What You Need to Know
- The House approved the giant Build Back Better social spending package by a 220-213 vote.
- CBO analysts say pay-for provisions could generate $1.3 trillion in extra revenue over 10 years.
- Whatever happens to H.R. 5376, memories of that $1.3 trillion revenue increase total could linger.
Analysts at the Congressional Budget Office have cast their vote on H.R. 5376 — the 2,135-page Build Back Better social spending bill.
CBO analysts predicted Thursday that H.R. 5376 will increase federal spending about $1.6 trillion over the 10-year period from 2022 through 2031, and increase federal revenue by $1.3 trillion over that period.

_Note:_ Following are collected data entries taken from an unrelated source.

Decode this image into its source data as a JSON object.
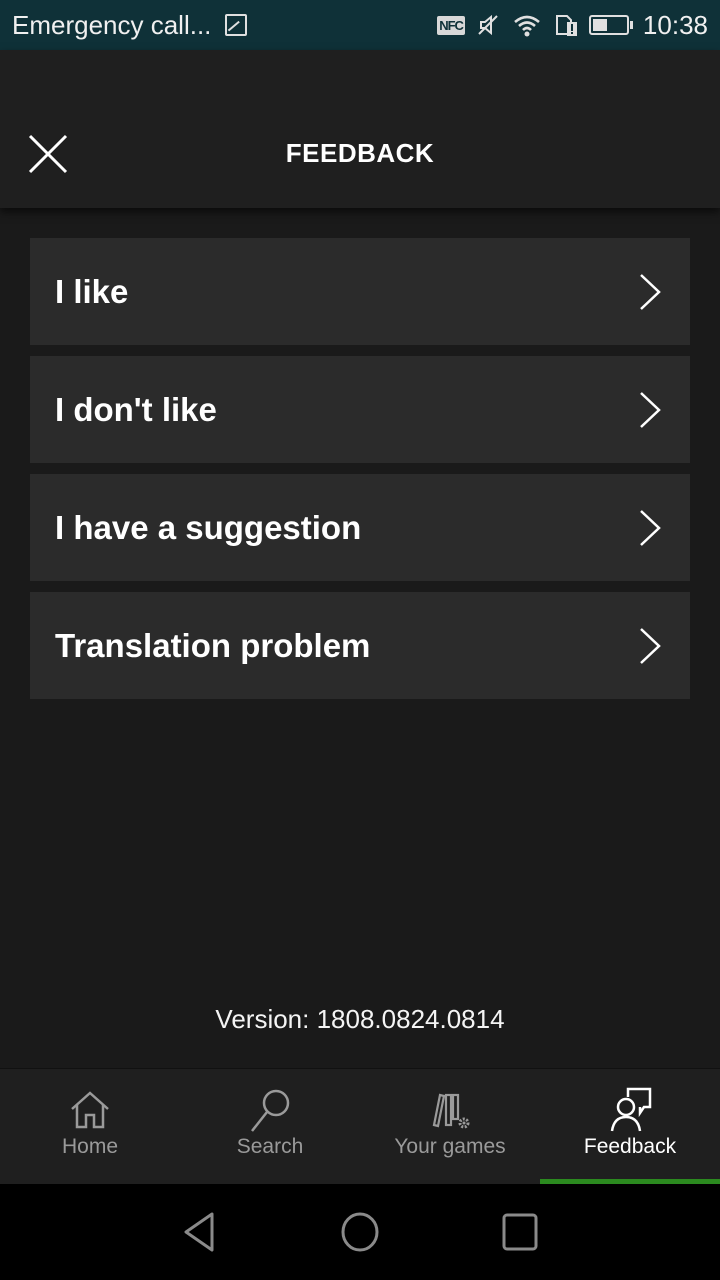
{
  "status_bar": {
    "notification_text": "Emergency call...",
    "nfc_label": "NFC",
    "time": "10:38",
    "battery_level_percent": 40
  },
  "header": {
    "title": "FEEDBACK",
    "close_icon": "close-icon"
  },
  "feedback_options": [
    {
      "label": "I like",
      "icon": "chevron-right-icon"
    },
    {
      "label": "I don't like",
      "icon": "chevron-right-icon"
    },
    {
      "label": "I have a suggestion",
      "icon": "chevron-right-icon"
    },
    {
      "label": "Translation problem",
      "icon": "chevron-right-icon"
    }
  ],
  "version_text": "Version: 1808.0824.0814",
  "tab_bar": {
    "tabs": [
      {
        "label": "Home",
        "icon": "home-icon",
        "active": false
      },
      {
        "label": "Search",
        "icon": "search-icon",
        "active": false
      },
      {
        "label": "Your games",
        "icon": "your-games-icon",
        "active": false
      },
      {
        "label": "Feedback",
        "icon": "feedback-icon",
        "active": true
      }
    ],
    "active_color": "#2b8a1f"
  },
  "nav_bar": {
    "buttons": [
      "back",
      "home",
      "recents"
    ]
  }
}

The U.S. government spends about $4.2 trillion per year. H.R. 5376 could increase spending by an average of 2.2% per year and revenue by an average of 3% per year.
The pay-fors come on top of bill provisions that could reduce federal spending by, for example, letting Medicare program managers negotiate lower prices with prescription drug manufacturers.
Pay-For Memories
H.R. 5376 passed Friday by a narrow, 220-213 vote in the House. All Republicans who participated voted against the bill, and all Democrats but one voted for it. Rep. Jared Golden, D-Maine, was the only Democrat who crossed party lines to vote against it.
The prospects of the bill in the Senate are unclear. Even if the bill fails, lawmakers could remember the CBO’s pay-for revenue estimates when looking for ideas about how to pay for future efforts to expand federal programs or cut federal taxes.
Some of the provisions that would have a big effect on insurers that write life insurance, annuities or health insurance would target the finances of affluent clients.
Other pay-fors would raise the taxes of all companies and affect insurers indirectly. Insurers account for more than 10% of U.S. gross domestic product, and it seems likely that insurers could be on the hook for more than 10% of the revenue coming from general corporate tax increases.